2. Include empty cells in calculations
Alternatively, you could calculate metrics based on all cells (including empty cells). In this case, any % will be calculated from all respondents on the survey, regardless of whether they were asked the question.
Here is the same holiday survey example displaying this calculation:
Total sample: 1000
People who said yes to holiday abroad: 500
People who travelled by air: 300
To calculate people who travelled by air (including empty cells) the calculation is 300/1000*100 = 30%
You will see from above, there is a large difference between the figures for making decisions. To improve accuracy it makes sense to calculate the % only from those who were asked the question by excluding empty cells.
How to set up empty cells calculation in DataTile
The way you handle missing values in a survey can significantly affect your analysis, including percentages, significance levels, and indexes. When setting up a survey in DataTile, you can choose how to deal with these empty or missing responses in the project settings, with the default option detailed below.
Ignoring missing values when calculating base is the default strategy in DataTile. This is the most popular approach in Market Research data.
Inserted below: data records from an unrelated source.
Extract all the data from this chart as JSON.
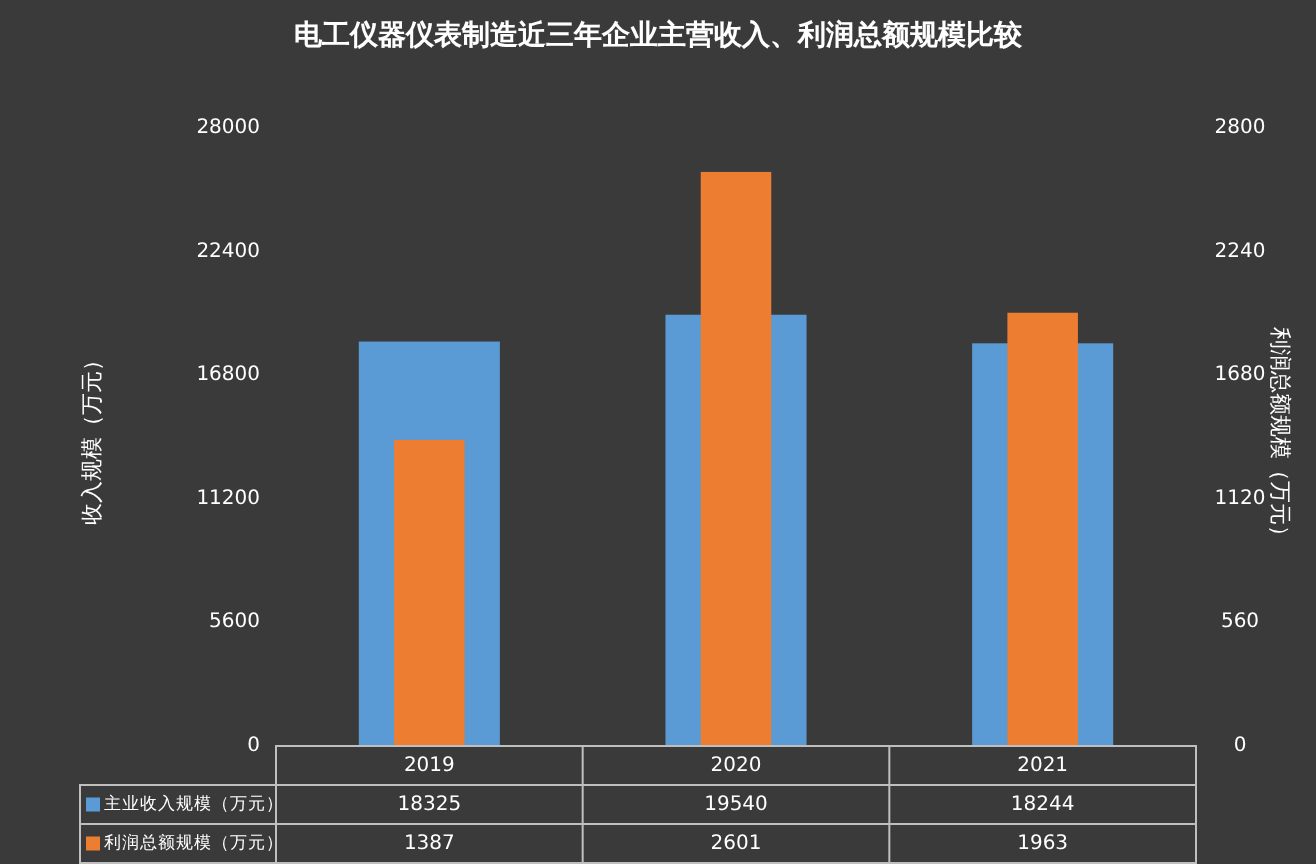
{
  "chart_data": {
    "type": "bar",
    "title": "电工仪器仪表制造近三年企业主营收入、利润总额规模比较",
    "ylabel": "收入规模（万元）",
    "y2label": "利润总额规模（万元）",
    "categories": [
      "2019",
      "2020",
      "2021"
    ],
    "series": [
      {
        "name": "主业收入规模（万元）",
        "color": "#5b9bd5",
        "values": [
          18325,
          19540,
          18244
        ]
      },
      {
        "name": "利润总额规模（万元）",
        "color": "#ed7d31",
        "values": [
          1387,
          2601,
          1963
        ],
        "axis": "y2"
      }
    ],
    "ylim": [
      0,
      28000
    ],
    "yticks": [
      0,
      5600,
      11200,
      16800,
      22400,
      28000
    ],
    "y2lim": [
      0,
      2800
    ],
    "y2ticks": [
      0,
      560,
      1120,
      1680,
      2240,
      2800
    ],
    "data_labels": true,
    "legend": "bottom"
  }
}
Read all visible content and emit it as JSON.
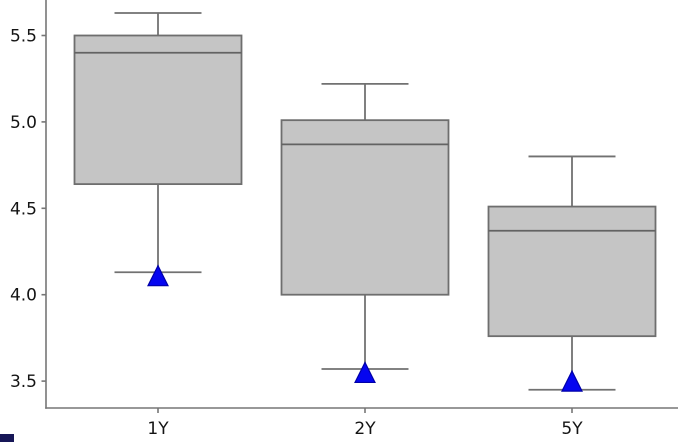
{
  "figure": {
    "background": "#ffffff",
    "corner_artifact_color": "#171757"
  },
  "chart_data": {
    "type": "boxplot",
    "title": "",
    "xlabel": "",
    "ylabel": "",
    "grid": false,
    "legend": null,
    "categories": [
      "1Y",
      "2Y",
      "5Y"
    ],
    "series": [
      {
        "label": "1Y",
        "whislo": 4.13,
        "q1": 4.64,
        "med": 5.4,
        "q3": 5.5,
        "whishi": 5.63,
        "marker_value": 4.11
      },
      {
        "label": "2Y",
        "whislo": 3.57,
        "q1": 4.0,
        "med": 4.87,
        "q3": 5.01,
        "whishi": 5.22,
        "marker_value": 3.55
      },
      {
        "label": "5Y",
        "whislo": 3.45,
        "q1": 3.76,
        "med": 4.37,
        "q3": 4.51,
        "whishi": 4.8,
        "marker_value": 3.5
      }
    ],
    "marker_shape": "triangle-up",
    "yticks": [
      5.5,
      5.0,
      4.5,
      4.0,
      3.5
    ],
    "ytick_labels": [
      "5.5",
      "5.0",
      "4.5",
      "4.0",
      "3.5"
    ],
    "ylim": [
      3.34,
      5.71
    ],
    "colors": {
      "box_fill": "#c5c5c5",
      "box_edge": "#6e6e6e",
      "median": "#636363",
      "whisker": "#717171",
      "cap": "#717171",
      "marker_fill": "#0505f0",
      "marker_edge": "#0000a8",
      "spine": "#767676",
      "tick": "#767676",
      "tick_label": "#141414"
    }
  }
}
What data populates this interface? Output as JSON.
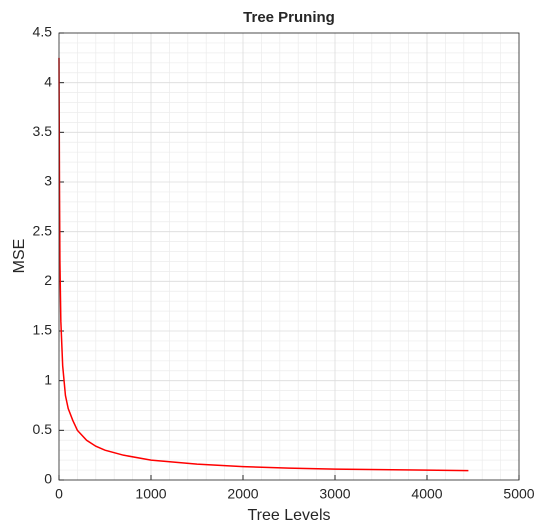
{
  "chart_data": {
    "type": "line",
    "title": "Tree Pruning",
    "x_label": "Tree Levels",
    "y_label": "MSE",
    "x": [
      0,
      5,
      10,
      20,
      40,
      70,
      100,
      150,
      200,
      300,
      400,
      500,
      700,
      1000,
      1500,
      2000,
      2500,
      3000,
      3500,
      4000,
      4450
    ],
    "series": [
      {
        "name": "MSE",
        "color": "#ff0000",
        "values": [
          4.25,
          3.0,
          2.2,
          1.6,
          1.15,
          0.85,
          0.72,
          0.6,
          0.5,
          0.4,
          0.34,
          0.3,
          0.25,
          0.2,
          0.16,
          0.135,
          0.12,
          0.11,
          0.105,
          0.1,
          0.095
        ]
      }
    ],
    "xlim": [
      0,
      5000
    ],
    "xticks": [
      0,
      1000,
      2000,
      3000,
      4000,
      5000
    ],
    "ylim": [
      0,
      4.5
    ],
    "yticks": [
      0,
      0.5,
      1,
      1.5,
      2,
      2.5,
      3,
      3.5,
      4,
      4.5
    ],
    "grid": true,
    "minor_grid": true
  }
}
This means that for each calculation, only responses from participants who answered the question are considered. Respondents with missing values (due to not answering the question) are not included in these calculations. This is the standard setup for all variables in the project settings.
If you want to include missing values in calculations, you can untick the option.
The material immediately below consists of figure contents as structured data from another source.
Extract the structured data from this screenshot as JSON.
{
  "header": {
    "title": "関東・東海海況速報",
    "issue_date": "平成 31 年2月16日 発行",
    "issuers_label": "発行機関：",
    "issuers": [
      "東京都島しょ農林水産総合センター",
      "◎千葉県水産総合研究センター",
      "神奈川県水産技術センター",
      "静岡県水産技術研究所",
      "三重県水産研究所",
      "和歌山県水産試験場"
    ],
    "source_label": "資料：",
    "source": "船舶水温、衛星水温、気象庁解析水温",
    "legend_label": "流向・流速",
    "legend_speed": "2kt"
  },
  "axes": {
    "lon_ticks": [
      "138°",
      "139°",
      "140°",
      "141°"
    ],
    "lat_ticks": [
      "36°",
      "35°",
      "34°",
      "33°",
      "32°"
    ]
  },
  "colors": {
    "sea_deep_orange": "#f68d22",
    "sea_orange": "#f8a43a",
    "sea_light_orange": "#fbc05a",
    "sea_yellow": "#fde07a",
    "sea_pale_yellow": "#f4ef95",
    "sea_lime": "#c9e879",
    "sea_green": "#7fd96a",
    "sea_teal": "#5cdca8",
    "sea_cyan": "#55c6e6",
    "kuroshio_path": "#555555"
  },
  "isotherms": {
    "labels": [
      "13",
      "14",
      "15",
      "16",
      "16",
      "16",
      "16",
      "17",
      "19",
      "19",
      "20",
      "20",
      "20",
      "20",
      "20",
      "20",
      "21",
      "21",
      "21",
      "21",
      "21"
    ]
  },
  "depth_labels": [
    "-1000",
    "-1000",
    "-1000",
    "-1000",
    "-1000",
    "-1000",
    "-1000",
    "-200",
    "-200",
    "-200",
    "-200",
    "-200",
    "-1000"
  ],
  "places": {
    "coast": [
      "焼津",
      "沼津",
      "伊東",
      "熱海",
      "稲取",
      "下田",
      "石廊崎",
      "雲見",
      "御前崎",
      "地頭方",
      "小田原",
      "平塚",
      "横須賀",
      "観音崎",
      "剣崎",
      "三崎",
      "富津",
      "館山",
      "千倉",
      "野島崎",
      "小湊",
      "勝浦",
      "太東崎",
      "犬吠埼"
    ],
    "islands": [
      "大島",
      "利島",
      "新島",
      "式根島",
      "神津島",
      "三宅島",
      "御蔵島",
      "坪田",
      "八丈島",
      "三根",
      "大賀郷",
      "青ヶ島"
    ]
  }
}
You can customize this for a particular variable using the Meta-Editor.
Choose any variable;
Click on the 'Derive value' icon on the right ;
Select either an ‘ignore missing values' option or a 'count missing values’ option for each variable as shown below.
Be aware, that including missing values changes the calculation of percentages, significance, indexes etc.
There is also a functionality called rebasing, that can be applied on the fly when building a report. This allows you to filter any calculations for any column or row through a particular variable e.g. a different audience.